Quand Hiyori reviendra, je devrais aller boire quelque chose…… Si je me déssèche, qui sait ? Je serais peut-être utilisé comme décoration et mis à côté de tous ces cookies et bonbons.
*
La porte automatique s'ouvrit avec un bip, et Hiyori ôrtant deux petits sacs apparut.
“Ah, re. T'as acheté les trucs que tu voulais ?”
Hiyori sourit et répondit “Ui !”
Ce trop plein de mignonne et adorable douceur fit battre mon coeur plus vite.
Ahh, super, super, venir pour voir ça en valait tellement la peine………
“J'AI ACHETE UN CADEAU POUR KONOHA !”
Je retire ce que j'ai dit. Je n'aurais pas dû venir. Encore ce mec. Mais qu'est-ce qu'il se passe, sérieux ?
CADEAU !? MAIS POURQUOI !!!??
“Hein ? Qu'est-ce que tu veux dire par cadeau…?”
“Quoi ? C'est pas tes oignons…”
“PAF” le sujet fut clos, et je ne trouvais rien d'autre à dire.

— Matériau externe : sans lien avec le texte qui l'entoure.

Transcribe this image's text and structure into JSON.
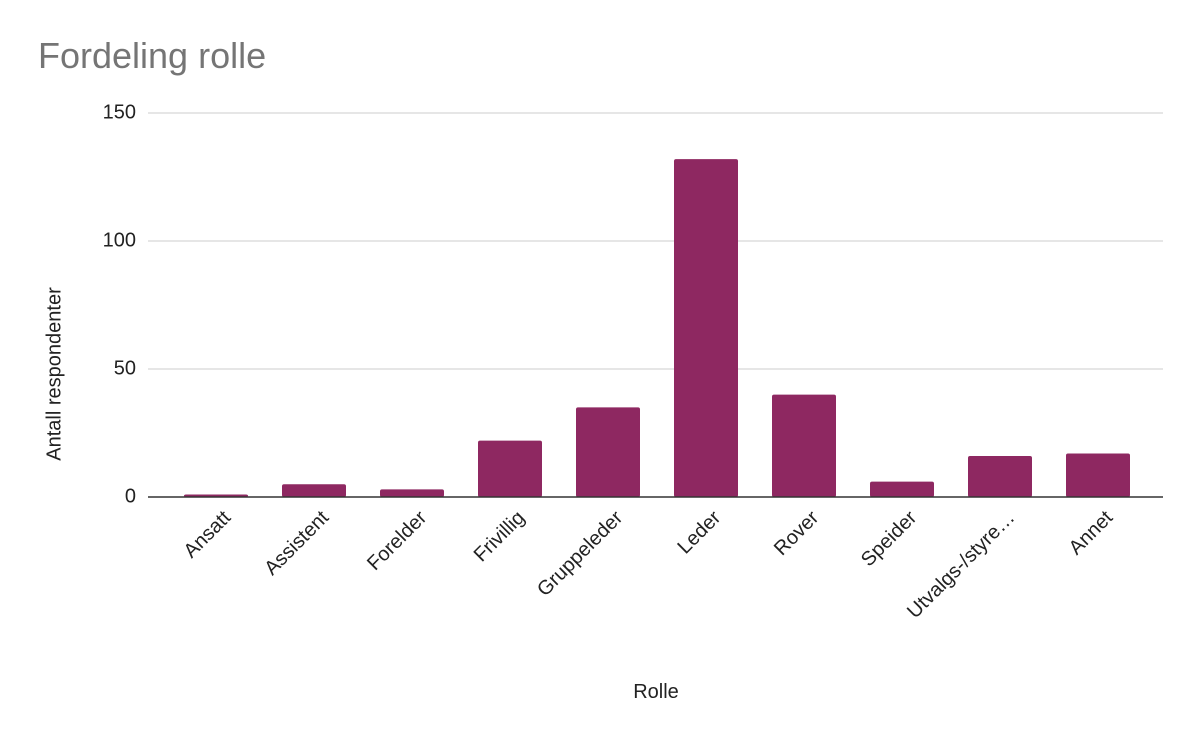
{
  "chart_data": {
    "type": "bar",
    "title": "Fordeling rolle",
    "x_label": "Rolle",
    "y_label": "Antall respondenter",
    "categories": [
      "Ansatt",
      "Assistent",
      "Forelder",
      "Frivillig",
      "Gruppeleder",
      "Leder",
      "Rover",
      "Speider",
      "Utvalgs-/styre…",
      "Annet"
    ],
    "values": [
      1,
      5,
      3,
      22,
      35,
      132,
      40,
      6,
      16,
      17
    ],
    "color": "#8e2861",
    "ylim": [
      0,
      150
    ],
    "yticks": [
      0,
      50,
      100,
      150
    ],
    "grid": true
  }
}
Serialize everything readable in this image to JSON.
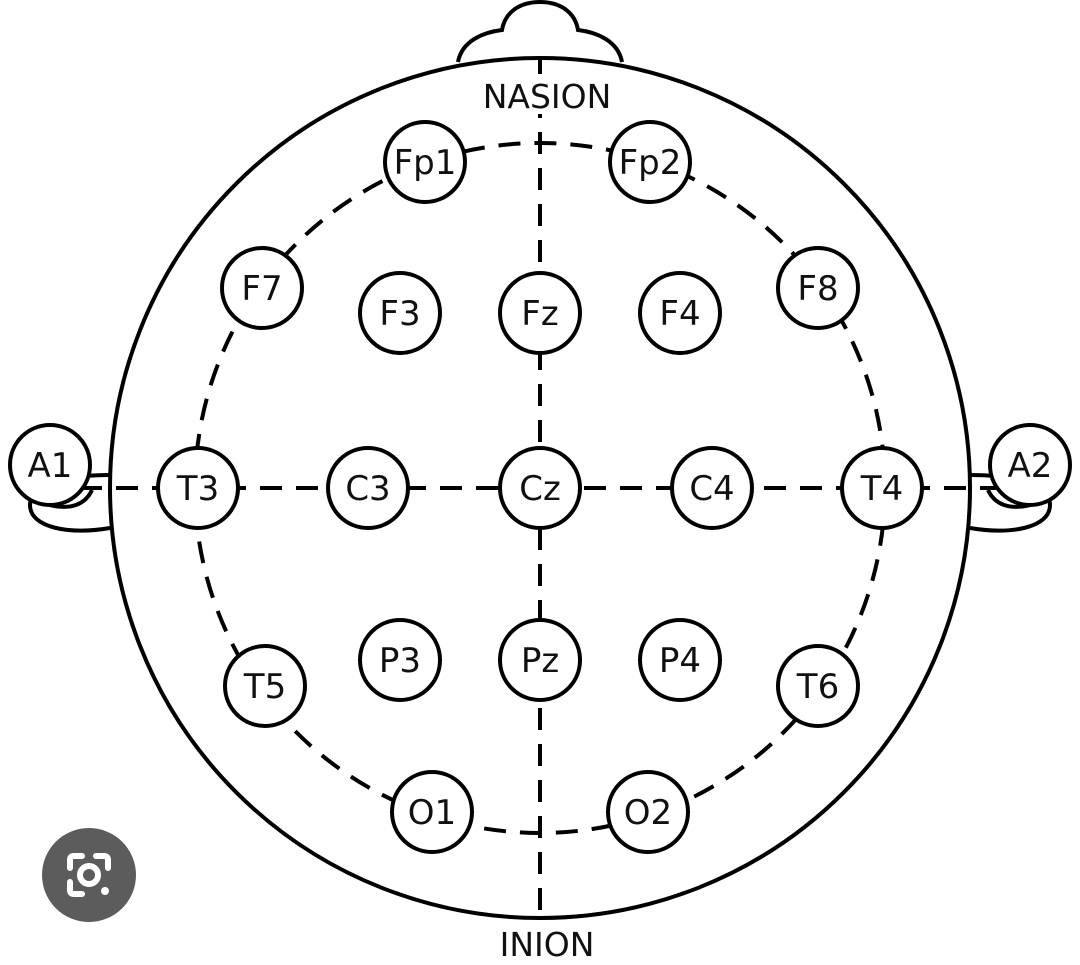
{
  "landmarks": {
    "top": "NASION",
    "bottom": "INION"
  },
  "electrodes": [
    {
      "id": "fp1",
      "label": "Fp1"
    },
    {
      "id": "fp2",
      "label": "Fp2"
    },
    {
      "id": "f7",
      "label": "F7"
    },
    {
      "id": "f3",
      "label": "F3"
    },
    {
      "id": "fz",
      "label": "Fz"
    },
    {
      "id": "f4",
      "label": "F4"
    },
    {
      "id": "f8",
      "label": "F8"
    },
    {
      "id": "a1",
      "label": "A1"
    },
    {
      "id": "t3",
      "label": "T3"
    },
    {
      "id": "c3",
      "label": "C3"
    },
    {
      "id": "cz",
      "label": "Cz"
    },
    {
      "id": "c4",
      "label": "C4"
    },
    {
      "id": "t4",
      "label": "T4"
    },
    {
      "id": "a2",
      "label": "A2"
    },
    {
      "id": "t5",
      "label": "T5"
    },
    {
      "id": "p3",
      "label": "P3"
    },
    {
      "id": "pz",
      "label": "Pz"
    },
    {
      "id": "p4",
      "label": "P4"
    },
    {
      "id": "t6",
      "label": "T6"
    },
    {
      "id": "o1",
      "label": "O1"
    },
    {
      "id": "o2",
      "label": "O2"
    }
  ],
  "icons": {
    "lens_button": "google-lens-icon"
  }
}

On dirait que pendant tout ce temps, être dans cette ville n'avait été qu'un entraînement intensif afin d'augmenter ma résistance à la douleur psychologique ou un truc du genre.
“Ah, mais regarde, j'en ai acheté un pour toi aussi”
“Ah, je vois…… HEEIINN !!?? POUR MOI !!??”
“Bah oui. Regarde.”
Tandis qu'Hiyori dit ça, elle me tendit lentement un petit sac qu'elle portait dans l'autre main. L'instant d'après, mon échec de vie jusqu'à présent défila devant mes yeux et mon visage devint chaud.
“M-MERCI………………………”
“P-Pourquoi tu pleures………… Beurk……”
Je retirai ce que j'avais dit, mais c'était juste trop bien. Je ne m'étais jamais attendu à être autant surpris, même pas mes rêves, avant.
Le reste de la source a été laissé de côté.